Regionalmanagement zieht positive Bilanz

Das Team des Regionalmanagement Berlin Südwest: Klaus-M. Grünke, Dr. Reinhard Baumgarten, Sebastian Clausert. (Foto: RMSW)

Steglitz-Zehlendorf. Vor einem Jahr hat das Regionalmanagement Südwest die Arbeit aufgenommen. Sein größter bisheriger Erfolg: Das Gelände an der Fabeckstraße 62 kann zum Technologie- und Gründungszentrum (TGZ) werden.

Projektleiter Reinhard Baumgarten schaut zufrieden auf das erste Jahr zurück. Sein Team hat die Aufgabe, den Südwesten Berlins als Zukunfts- und Investitionsstandort zu vermarkten.

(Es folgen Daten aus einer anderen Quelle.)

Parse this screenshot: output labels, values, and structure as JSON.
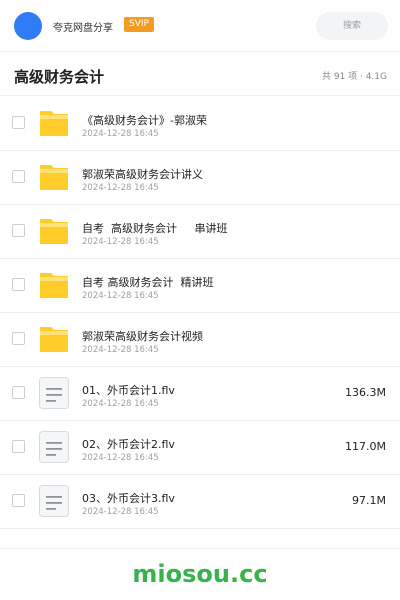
{
  "header": {
    "username": "夸克网盘分享",
    "badge": "SVIP",
    "search_placeholder": "搜索"
  },
  "folder": {
    "title": "高级财务会计",
    "summary": "共 91 项 · 4.1G"
  },
  "items": [
    {
      "name": "《高级财务会计》-郭淑荣",
      "date": "2024-12-28 16:45",
      "size": "",
      "icon": "folder-icon"
    },
    {
      "name": "郭淑荣高级财务会计讲义",
      "date": "2024-12-28 16:45",
      "size": "",
      "icon": "folder-icon"
    },
    {
      "name": "自考  高级财务会计     串讲班",
      "date": "2024-12-28 16:45",
      "size": "",
      "icon": "folder-icon"
    },
    {
      "name": "自考 高级财务会计  精讲班",
      "date": "2024-12-28 16:45",
      "size": "",
      "icon": "folder-icon"
    },
    {
      "name": "郭淑荣高级财务会计视频",
      "date": "2024-12-28 16:45",
      "size": "",
      "icon": "folder-icon"
    },
    {
      "name": "01、外币会计1.flv",
      "date": "2024-12-28 16:45",
      "size": "136.3M",
      "icon": "video-file-icon"
    },
    {
      "name": "02、外币会计2.flv",
      "date": "2024-12-28 16:45",
      "size": "117.0M",
      "icon": "video-file-icon"
    },
    {
      "name": "03、外币会计3.flv",
      "date": "2024-12-28 16:45",
      "size": "97.1M",
      "icon": "video-file-icon"
    }
  ],
  "footer": {
    "watermark": "miosou.cc"
  },
  "colors": {
    "accent": "#2f7cf6",
    "badge": "#f59a23",
    "folder": "#ffcc29",
    "watermark": "#37b24d"
  }
}
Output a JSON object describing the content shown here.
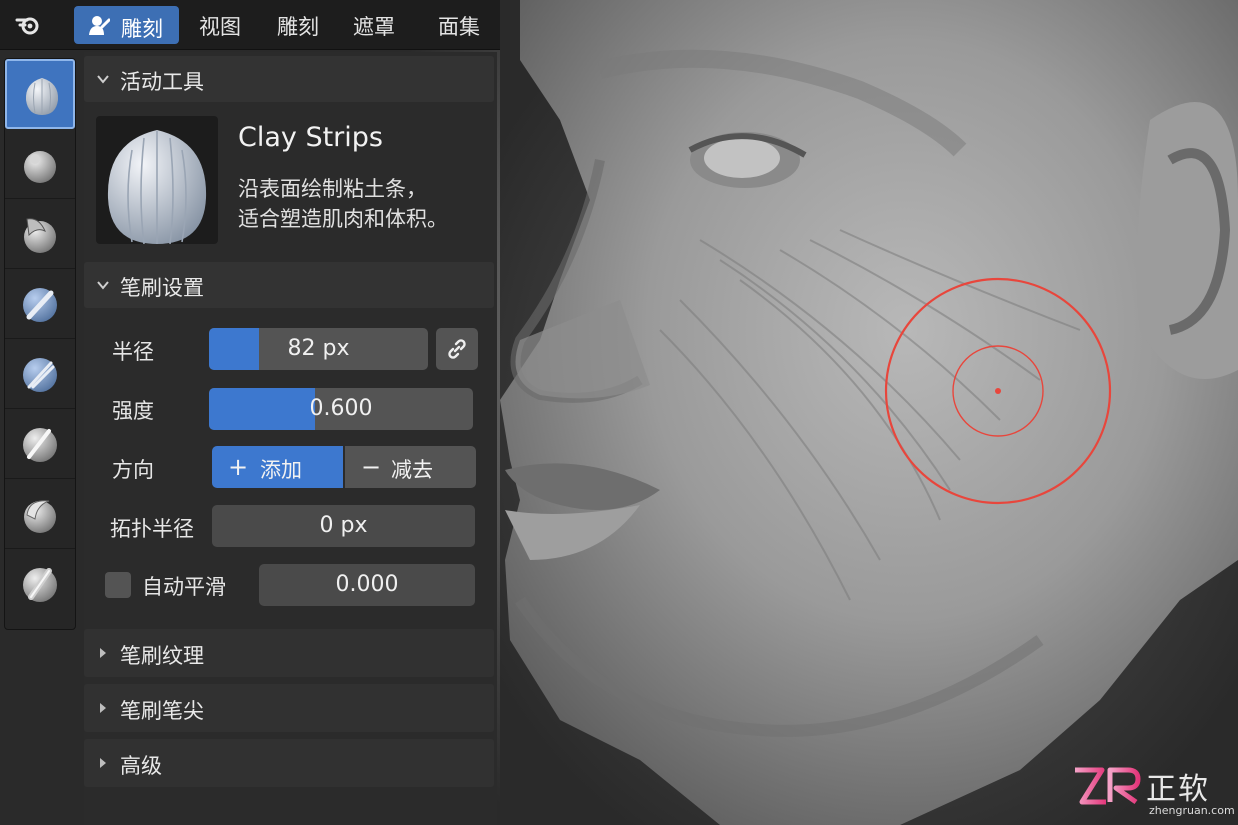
{
  "header": {
    "mode_label": "雕刻",
    "menus": [
      "视图",
      "雕刻",
      "遮罩",
      "面集"
    ]
  },
  "toolbar": {
    "tools": [
      {
        "icon": "clay-strips-brush-icon",
        "active": true
      },
      {
        "icon": "draw-brush-icon",
        "active": false
      },
      {
        "icon": "crease-brush-icon",
        "active": false
      },
      {
        "icon": "smooth-brush-icon",
        "active": false
      },
      {
        "icon": "flatten-brush-icon",
        "active": false
      },
      {
        "icon": "scrape-brush-icon",
        "active": false
      },
      {
        "icon": "grab-brush-icon",
        "active": false
      },
      {
        "icon": "pinch-brush-icon",
        "active": false
      }
    ]
  },
  "active_tool": {
    "section_title": "活动工具",
    "name": "Clay Strips",
    "description_line1": "沿表面绘制粘土条，",
    "description_line2": "适合塑造肌肉和体积。"
  },
  "brush_settings": {
    "section_title": "笔刷设置",
    "radius": {
      "label": "半径",
      "value": "82 px",
      "fill_fraction": 0.23
    },
    "strength": {
      "label": "强度",
      "value": "0.600",
      "fill_fraction": 0.4
    },
    "direction": {
      "label": "方向",
      "add_symbol": "+",
      "add_label": "添加",
      "subtract_symbol": "−",
      "subtract_label": "减去",
      "selected": "add"
    },
    "topology_radius": {
      "label": "拓扑半径",
      "value": "0 px"
    },
    "auto_smooth": {
      "label": "自动平滑",
      "value": "0.000",
      "checked": false
    }
  },
  "collapsed_sections": [
    "笔刷纹理",
    "笔刷笔尖",
    "高级"
  ],
  "watermark": {
    "text": "正软",
    "subtext": "zhengruan.com"
  },
  "colors": {
    "accent": "#3d78cf",
    "cursor": "#e8463c",
    "panel": "#2b2b2b"
  }
}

Das TGZ spielt dabei eine besondere Rolle. "Das war unser wichtigstes Projekt. Der Beschluss des Abgeordnetenhauses Berlin, die Immobilie kostenlos zu übertragen, ist ein großer Erfolg", erklärt Baumgarten. Jetzt gelte es, die Finanzierung zu sichern und Planungssicherheit zu schaffen. Baubeginn könnte 2015 sein. Im TGZ können Startup-Unternehmen ihre Ideen weiter entwickeln und sich am Markt etablieren.

Um die Firmen nach der TGZ-Phase im Bezirk zu halten, soll ihnen im Gewerbegebiet an der Goerzallee Platz angeboten werden. Welche Möglichkeiten, insbesondere Flächen und Gebäude es dafür gibt, soll in einem Ansiedlungskonzept auf Papier gebracht werden. Beispielsweise endet der Betrieb des Berliner Traditionsunternehmens ADC Krone im Sommer 2014 im Gewerbegebiet Am Stichkanal. "Wir prüfen, ob es Flächen- und Gebäudereserven für Gründerfirmen in der Nach-TGZ-Phase gibt", erklärt Baumgarten.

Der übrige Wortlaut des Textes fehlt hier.